Yesterday, the Constitution Project and Human Rights First released a report from 16 former federal judges, with a combined experience of 248 years on the federal bench, entitled Habeas Works: Federal Courts' Proven Capacity to Handle Guantánamo Cases. In this report, the judges show that the habeas process is working and that the federal courts have developed consistent jurisprudence on standards to be applied and the procedural and evidentiary rules governing Guantánamo habeas cases.

As they have done for centuries, judges are reviewing these habeas petitions to assess whether each detainee is properly being held. Contrary to the criticism leveled by some that the District Court judges are usurping the role of legislators, the report demonstrates that judges are playing an appropriate constitutional role and are fulfilling the duty they've been charged with: applying the law to the facts in these cases.

The Guantánamo litigation has tested the judiciary as it has tested the nation. But the judiciary, like the country and the Constitution it serves, has risen to the challenge. In the report, the retired judges recognize that Congress has the constitutional authority to enact further legislation that would govern these cases. But they caution that such a course is at once unwise and unnecessary: unwise because it would bring us back to square one just when the courts are finally beginning to resolve these cases; and unnecessary because the federal bench, as it has done for centuries, is steadily developing a coherent and rational jurisprudence.

For the release of the report, Judge William S. Sessions, former judge for the U.S. District Court, Western Division of Texas and later Director of the FBI, and Doug Spaulding, a law firm lawyer with extensive experience representing Guantanamo detainees on a pro bono basis, joined us for a panel discussion at a National Press Club Newsmakers event Thursday afternoon.

Judge Sessions, a signatory of the report, shared his opinion that the courts have been successful in developing a consistent jurisprudence. "The courts have been struggling with it and been making very good and sound headway trying to determine how to deal those people who have been placed in Guantanamo and whether and how they are entitled to be released," Judge Sessions said.

Judge Sessions explained that the road ahead for the future of habeas litigation would not necessarily be clear cut, but that placing the responsibility in the hands of the courts was the best solution. "We are going to continue to deal with problems and procedures, but the courts are equipped to deal with this issue and are the right people to handle this," he said.

Spaulding, a partner at Reed Smith LLP in Washington D.C. who has served as habeas counsel for several Guantanamo detainees, echoed Judge Sessions' statement, saying he believed that the courts are, in actuality, doing their job the way they ought to be doing it. "It appears to me that district courts are sifting evidence, ascertaining facts and applying the law and making decisions in individual cases," he said.

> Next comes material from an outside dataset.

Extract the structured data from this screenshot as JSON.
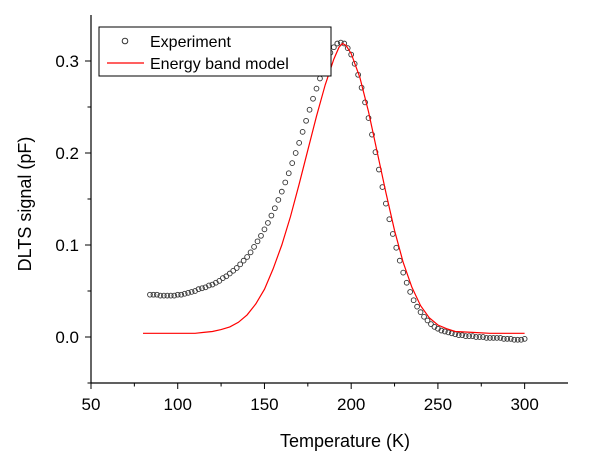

Spaulding also highlighted the pressing nature of the issue. "This is not merely an academic exercise," he stated. He reminded the audience that additional Congressional legislation would only set back the progress the nation has made in the past two years since the Boumediene decision. "There are flesh and blood human beings who have been locked up in Guantanamo for years," he said. "How much longer should we ask them to wait while Congress, perhaps, and the Courts go through another round of 'corrective' judicial legislation?"

Spaulding concluded the event by emphasizing that the strength of the United States is drawn from its separation of powers. "Congress has done its legislative job, it adopted the Authorization for the Use of Military Forces, now the courts should be allowed to do their job, of finding the facts and applying the law to those facts," he said.

From here, the Constitution Project and Human Rights First plan to distribute the report widely to members of Congress and executive branch officials.